Last week the organizing of a church member’s funeral had some scheduling conflicts, so the decision was made to set up the family viewing area at the church. The night before the service the open casket was put in place and the flowers arranged. There was only one minor detail that was overlooked…no one remembered to tell the early morning cleaning crew that the deceased was in residence. I can only imagine that these two ladies were as shocked to find the occupied casket as the two Marys were to find an empty tomb. “The angel said to the women, “Do not be afraid, for I know that you are looking for Jesus, who was crucified. He is not here; he has risen, just as he said. Come and see the place where he lay.” (Matt 28:5-6 NIV)

1 comment:

Steve Corey said...

Gail;

-----The supposed shock of your church’s two cleaning ladies and the shock of the two Mary’s reveals how stubborn of mind we truly are. The Lord began telling His disciples weeks before the Passover that He would be put to death and that He would rise again. Sometimes His words were not that straight forward, sometimes they were. But always, He was giving them an obvious message so they might be prepared to next go in the right direction. Maybe the two cleaning ladies were a bit more justified in their being surprised. Although funeral services often involve a viewing, they are not always supplied with corpus for the event the night before. Yet, that is more to be anticipated for a funeral than finding the corpus no longer where you placed it.

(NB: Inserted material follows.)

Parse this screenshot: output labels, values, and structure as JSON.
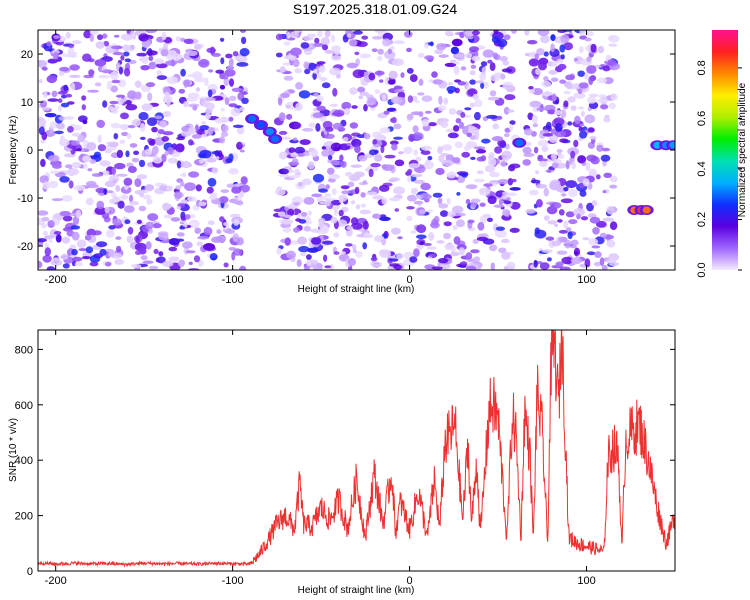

-----It is well theorized and tested that a certain function of the sub-conscious limits concepts to protect the self’s perceptions and identity from profound and ambiguous changes. I once heard a medical piece on the radio regarding an area of the brain that regulated mental activity by filtering out everything beyond an acceptable degree of difference from the individual’s upper limit of normal experience. The two cleaning ladies, the two Mary’s, the Lord’s slow to believe disciples, and all the rest of us then have at least a weak explanation for our dim eyesight and dull hearing. But no good excuse.

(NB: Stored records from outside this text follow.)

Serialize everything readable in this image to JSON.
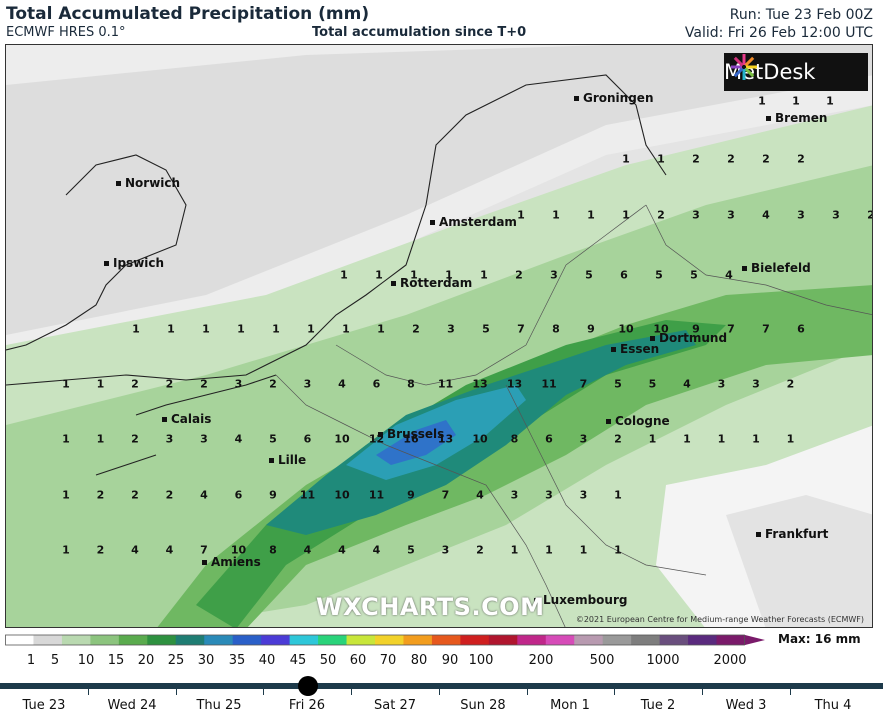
{
  "header": {
    "title": "Total Accumulated Precipitation (mm)",
    "model": "ECMWF HRES 0.1°",
    "subtitle": "Total accumulation since T+0",
    "run": "Run: Tue 23 Feb 00Z",
    "valid": "Valid: Fri 26 Feb 12:00 UTC"
  },
  "branding": {
    "metdesk": "MetDesk",
    "wxcharts": "WXCHARTS.COM",
    "copyright": "©2021 European Centre for Medium-range Weather Forecasts (ECMWF)"
  },
  "cities": [
    "Groningen",
    "Bremen",
    "Norwich",
    "Amsterdam",
    "Ipswich",
    "Rotterdam",
    "Bielefeld",
    "Dortmund",
    "Essen",
    "Calais",
    "Brussels",
    "Cologne",
    "Lille",
    "Frankfurt",
    "Amiens",
    "Luxembourg"
  ],
  "grid_values": [
    [
      1,
      1,
      1
    ],
    [
      1,
      1,
      2,
      2,
      2,
      2
    ],
    [
      1,
      1,
      1,
      1,
      2,
      3,
      3,
      4,
      3,
      3,
      2
    ],
    [
      1,
      1,
      1,
      1,
      1,
      2,
      3,
      5,
      6,
      5,
      5,
      4
    ],
    [
      1,
      1,
      1,
      1,
      1,
      1,
      1,
      1,
      2,
      3,
      5,
      7,
      8,
      9,
      10,
      10,
      9,
      7,
      7,
      6
    ],
    [
      1,
      1,
      2,
      2,
      2,
      3,
      2,
      3,
      4,
      6,
      8,
      11,
      13,
      13,
      11,
      7,
      5,
      5,
      4,
      3,
      3,
      2
    ],
    [
      1,
      1,
      2,
      3,
      3,
      4,
      5,
      6,
      10,
      12,
      16,
      13,
      10,
      8,
      6,
      3,
      2,
      1,
      1,
      1,
      1,
      1
    ],
    [
      1,
      2,
      2,
      2,
      4,
      6,
      9,
      11,
      10,
      11,
      9,
      7,
      4,
      3,
      3,
      3,
      1
    ],
    [
      1,
      2,
      4,
      4,
      7,
      10,
      8,
      4,
      4,
      4,
      5,
      3,
      2,
      1,
      1,
      1,
      1
    ]
  ],
  "scale": {
    "labels": [
      "1",
      "5",
      "10",
      "15",
      "20",
      "25",
      "30",
      "35",
      "40",
      "45",
      "50",
      "60",
      "70",
      "80",
      "90",
      "100",
      "200",
      "500",
      "1000",
      "2000"
    ],
    "colors": [
      "#ffffff",
      "#d8d8d8",
      "#b9d9b0",
      "#8cc47e",
      "#5aab4e",
      "#2e9140",
      "#1f7d73",
      "#2a8ab8",
      "#2a5fc8",
      "#4b3bd6",
      "#2ec7d9",
      "#29d37a",
      "#c8e63a",
      "#f2d22a",
      "#f29d1e",
      "#e6581d",
      "#cf1f1f",
      "#b0152e",
      "#c0278a",
      "#d64bb8",
      "#b89ab0",
      "#9a9a9a",
      "#7e7e7e",
      "#6a4f7e",
      "#5a2a7e",
      "#7a1a6a"
    ],
    "max": "Max: 16 mm"
  },
  "timeline": {
    "days": [
      "Tue 23",
      "Wed 24",
      "Thu 25",
      "Fri 26",
      "Sat 27",
      "Sun 28",
      "Mon 1",
      "Tue 2",
      "Wed 3",
      "Thu 4"
    ],
    "selected": "Fri 26"
  }
}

-----Especially us. We have the Word of God in its completed form. Many of us have grown up with it. In it many events are told of men and women experiencing things far outside the norm of ordinary life, things as simple as a precious lady made from a rib, to a rock in the desert watering a million, to rocks, Temple steps, and the veil of the Most Holy Place splitting as the Lord died. Frank Turek reminds us that we daily walk upon the most amazing miracle of God’s calling the heavens and the earth into existence at a mere command. The more we dwell upon these things as the Word presents them, the more acceptable God’s involvement in world affairs becomes to our inner guardians of our perceptions.

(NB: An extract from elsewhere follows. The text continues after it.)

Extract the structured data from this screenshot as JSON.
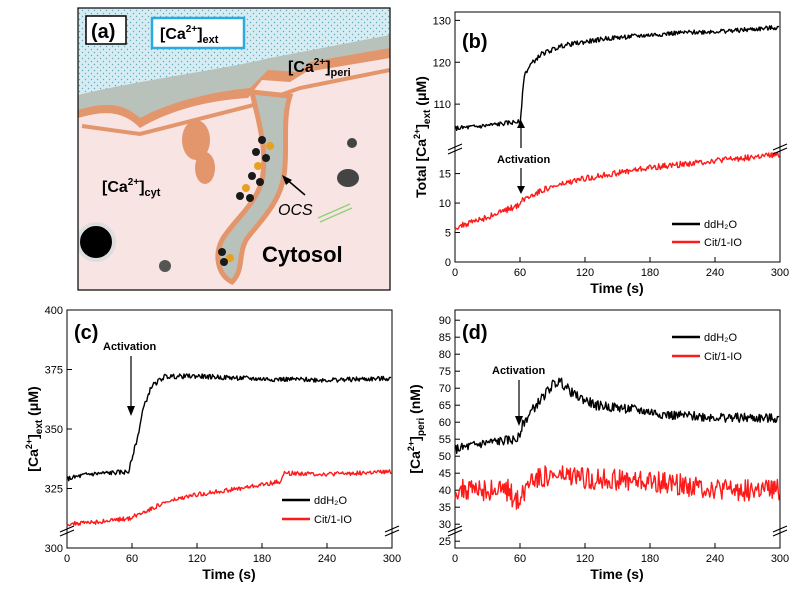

-----Then of course, I’m sure David Koresh dwelt upon such thoughts, as did maybe Joseph Smith, Ellen G. White, Charles Taize Russell, and many others of their likes. The mere capacity to experience by proxy the real workings of God beyond the normal is not all that is required for the workings of our own hands to be of His nature. Desiring truth is an awareness as powerfully directional as is desiring one’s own way. Discerning the difference between the two is the key. And when our desires do key into the truth, nothing God does seems completely surprising. Just Glorious.